One of the biggest misconceptions about breast cancer is that it only happens to 'older women'. While only five percent of women in their 20s and 30s suffer from breast cancer, it is the most common cancer in this age group. Plus, it comes with its own set of complications. According to Healthline, for women under 40, breast cancer is often diagnosed in its later stages, when it tends to be more aggressive. This means the survival rate is lower and the recurrence rate is higher.
So while the risk may be low, why take your chances? It is important to educate yourself about breast cancer, its warning signs and how to give yourself a self-exam.
Cancer.org defines breast cancer as a type of cancer that starts in the breast. Cancer starts when cells begin to grow out of control. Breast cancer cells usually form a tumour that can often be seen on an x-ray or felt as a lump. Breast cancer occurs almost entirely in women, but men can get it too.
According to doctors, it is quite difficult for breast cancer to get diagnosed for women under 40 because their breasts are denser. This means that a tumour, if present, is not likely to show up in a mammogram.
The most common way to detect breast cancer in younger women is to keep a close check on the changes in your breasts. In fact, according to Healthline, a majority of young women diagnosed with breast cancer discover an abnormality themselves.
If you notice any changes in your breast, like changes in the skin, nipple discharge, pain, tenderness, or a lump or mass in the breast or underarm area, please report it immediately to a doctor.
Most medical experts say that there is no need to have a strict schedule for a breast self-exam if you are under the age of 40. The point is to be familiar with your breasts, so that if and when something is wrong, you will immediately be able to tell.
So check your breasts at a time when you feel comfortable--be it in the shower or just before getting dressed for work--just make sure you do it at least once a month.

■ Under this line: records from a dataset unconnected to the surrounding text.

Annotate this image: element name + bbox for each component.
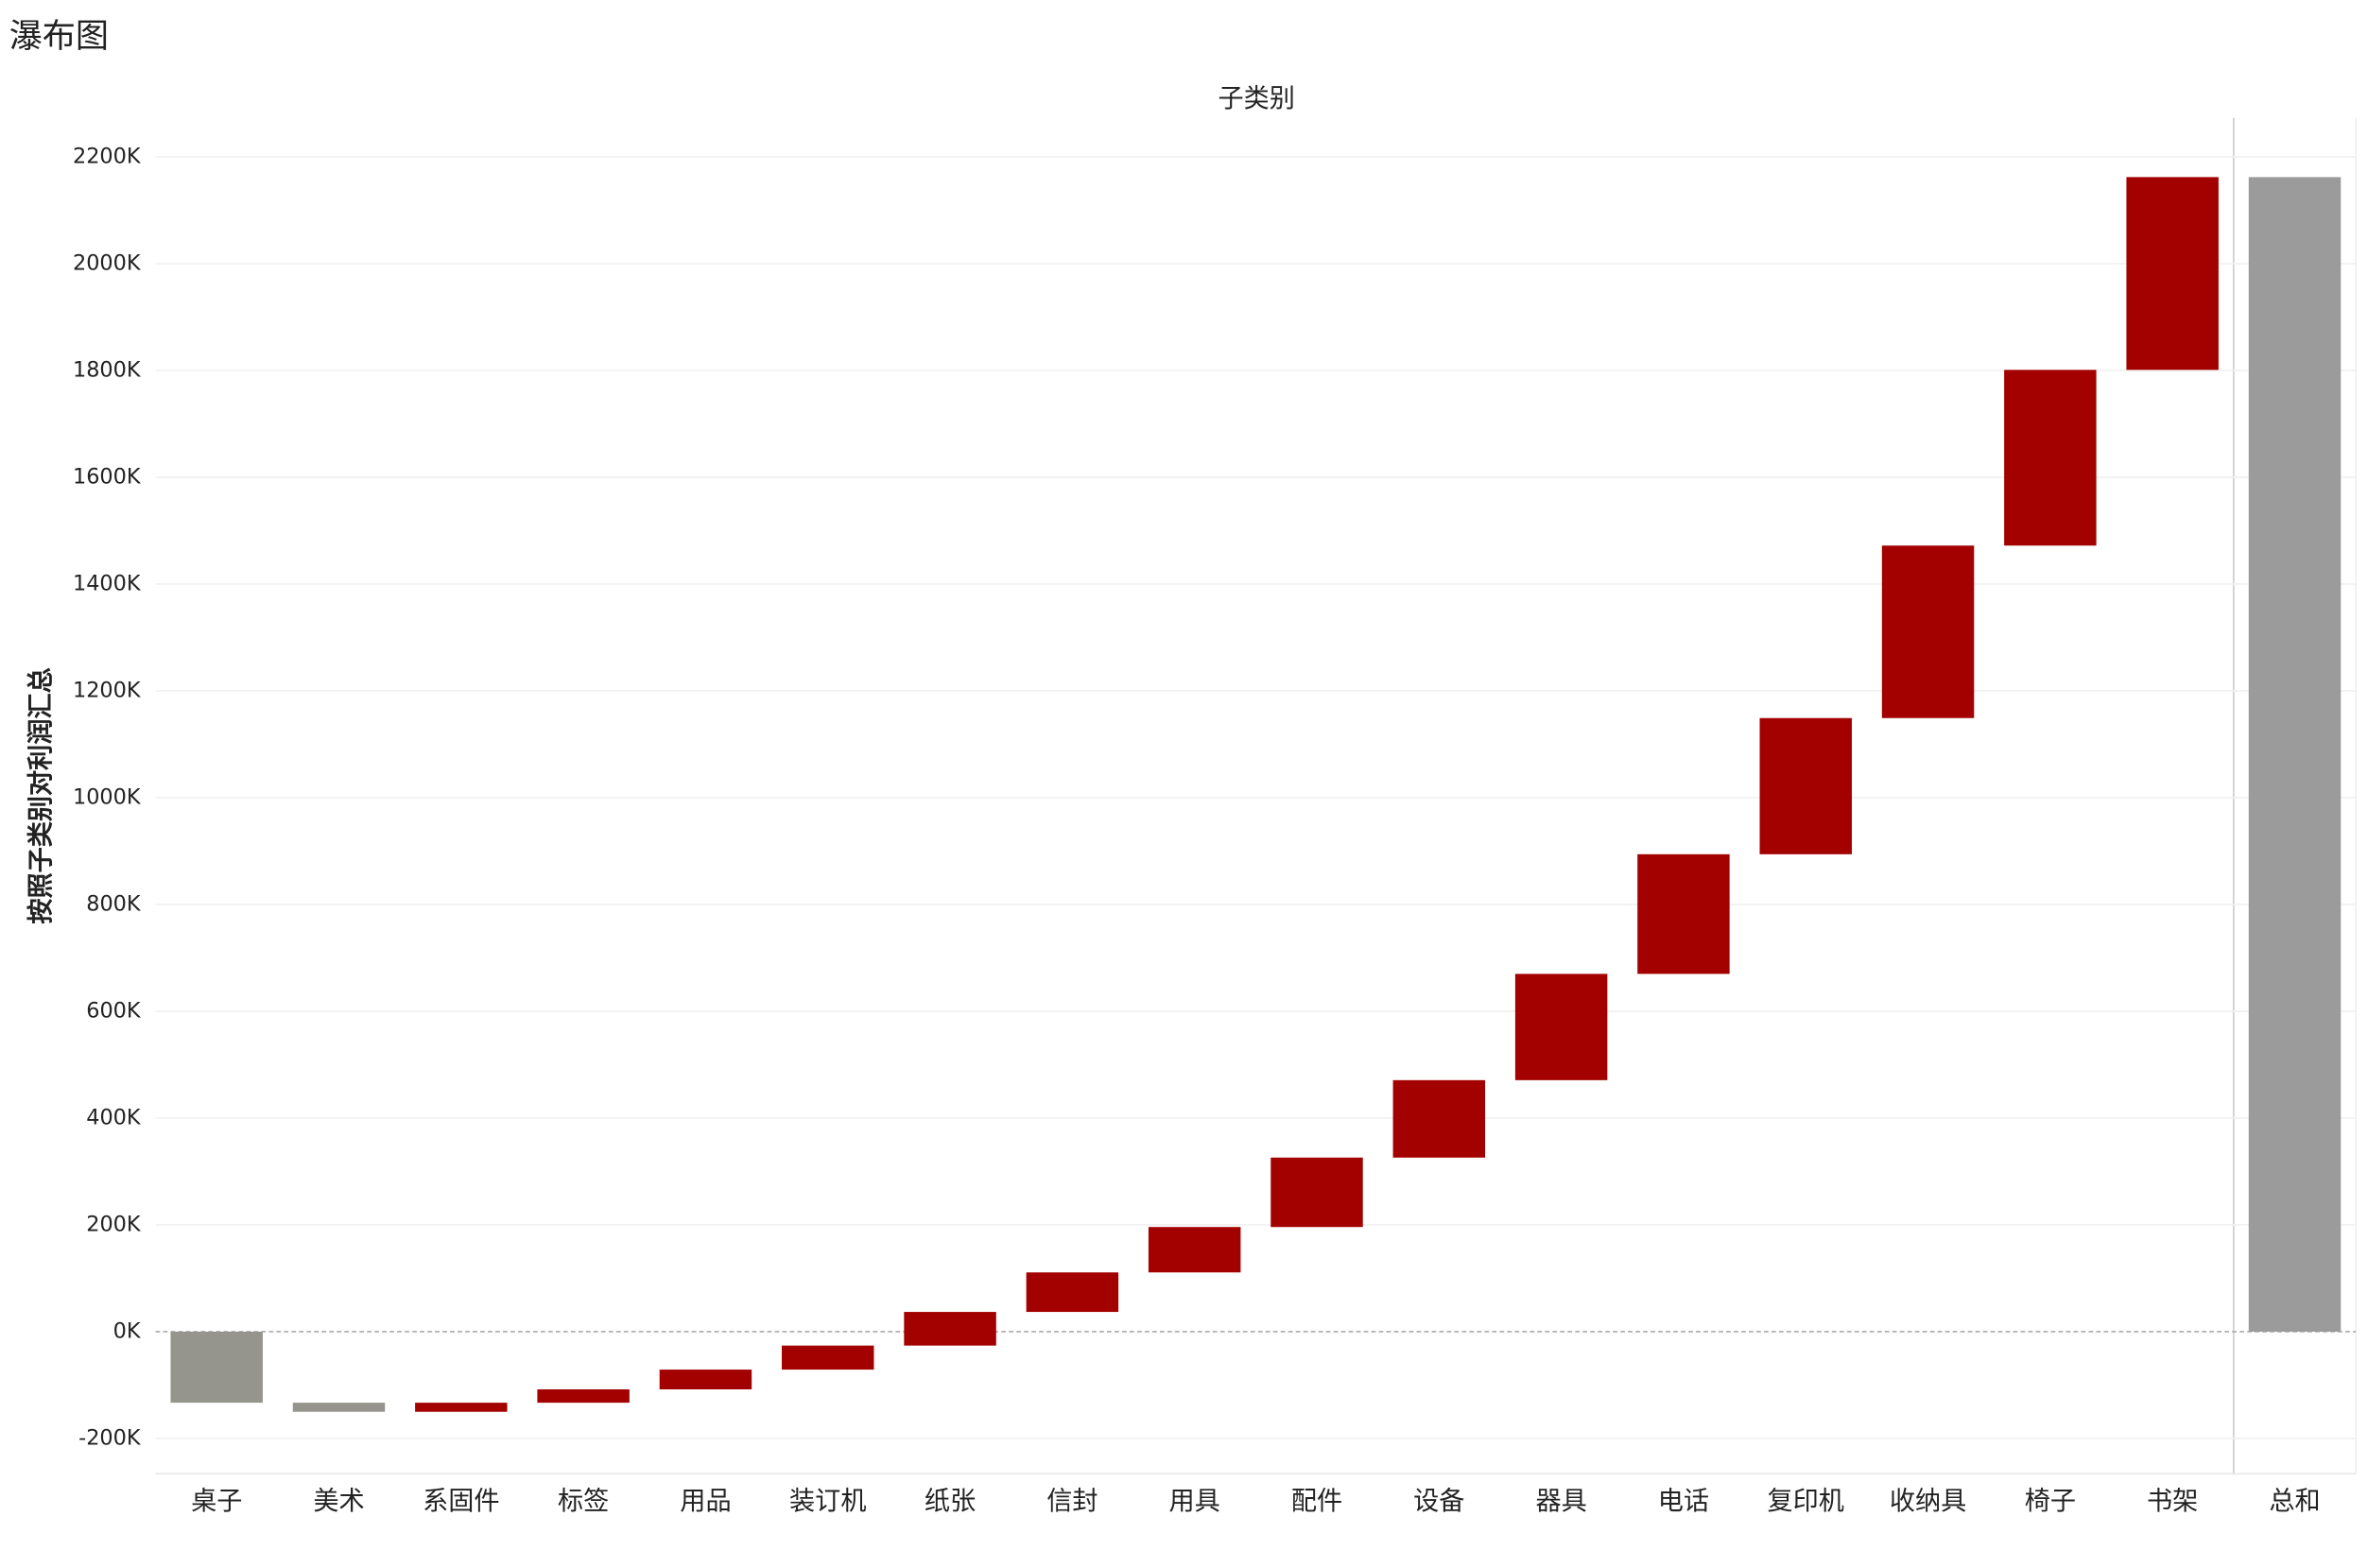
chart-title: 瀑布图	[9, 17, 109, 56]
x-tick-label: 美术	[313, 1487, 364, 1516]
y-tick-label: 1600K	[73, 464, 142, 489]
x-tick-label: 系固件	[423, 1487, 499, 1516]
y-tick-label: 800K	[86, 891, 142, 916]
y-tick-label: 1000K	[73, 784, 142, 809]
y-tick-label: 1200K	[73, 678, 142, 702]
x-tick-label: 信封	[1046, 1487, 1098, 1516]
x-tick-label: 书架	[2147, 1487, 2198, 1516]
bar	[1392, 1079, 1486, 1158]
bar	[1881, 545, 1975, 718]
bar	[1026, 1272, 1119, 1313]
x-tick-label: 装订机	[789, 1487, 866, 1516]
x-tick-label: 配件	[1291, 1487, 1342, 1516]
bar	[1270, 1157, 1363, 1228]
y-tick-label: 2200K	[73, 144, 142, 168]
bar	[1514, 974, 1608, 1080]
x-tick-label: 纸张	[925, 1487, 976, 1516]
x-axis-title: 子类别	[1218, 84, 1294, 113]
y-tick-label: 200K	[86, 1212, 142, 1236]
x-tick-label: 设备	[1413, 1487, 1464, 1516]
y-tick-label: 600K	[86, 998, 142, 1023]
y-tick-label: 0K	[113, 1318, 142, 1343]
y-tick-label: -200K	[78, 1425, 142, 1450]
bar	[2126, 177, 2219, 370]
x-tick-label: 桌子	[191, 1487, 242, 1516]
x-tick-label: 复印机	[1768, 1487, 1844, 1516]
y-tick-label: 1400K	[73, 571, 142, 595]
bar	[292, 1403, 386, 1412]
bar	[2004, 370, 2097, 546]
x-tick-label: 器具	[1535, 1487, 1586, 1516]
bar	[415, 1403, 508, 1412]
bar	[1637, 853, 1730, 974]
y-tick-label: 2000K	[73, 250, 142, 275]
bar	[170, 1331, 263, 1404]
y-tick-label: 400K	[86, 1105, 142, 1129]
bar	[782, 1345, 874, 1370]
x-tick-label: 用品	[680, 1487, 731, 1516]
x-tick-label: 收纳具	[1890, 1487, 1966, 1516]
bar	[659, 1370, 752, 1389]
y-axis-title: 按照子类别对利润汇总	[26, 667, 56, 923]
total-bar	[2248, 177, 2342, 1332]
bar	[904, 1312, 996, 1346]
bar	[537, 1388, 630, 1404]
x-tick-label: 标签	[558, 1487, 609, 1516]
bar	[1148, 1227, 1241, 1273]
bar	[1759, 717, 1852, 854]
y-tick-label: 1800K	[73, 357, 142, 382]
x-tick-label: 电话	[1658, 1487, 1709, 1516]
x-tick-label: 用具	[1169, 1487, 1220, 1516]
x-tick-label: 椅子	[2025, 1487, 2076, 1516]
x-tick-label: 总和	[2269, 1487, 2320, 1516]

If you've never done a breast exam, here's what you need to do.
1. Stand in front of a mirror and raise one arm over your head
2. With your other hand, move your fingers in a sweeping motion from the outside to the inner breast, like the hands of a clock. Making your way around the clock so that the entire breast is examined.
Another popular way to examine your breasts is to use the pads of your three middle fingers to feel the entire breast, applying light, medium, and firm pressure. Make sure you check each breast twice, once while standing and once while lying down.
Follow this video if you're still confused:
If you do find something abnormal during your breast examination or have any doubts at all, we'd recommend making an appointment with your obstetricians/gynecologist immediately.
So remember to check your breasts often and thoroughly, because it's better to be safe than sorry.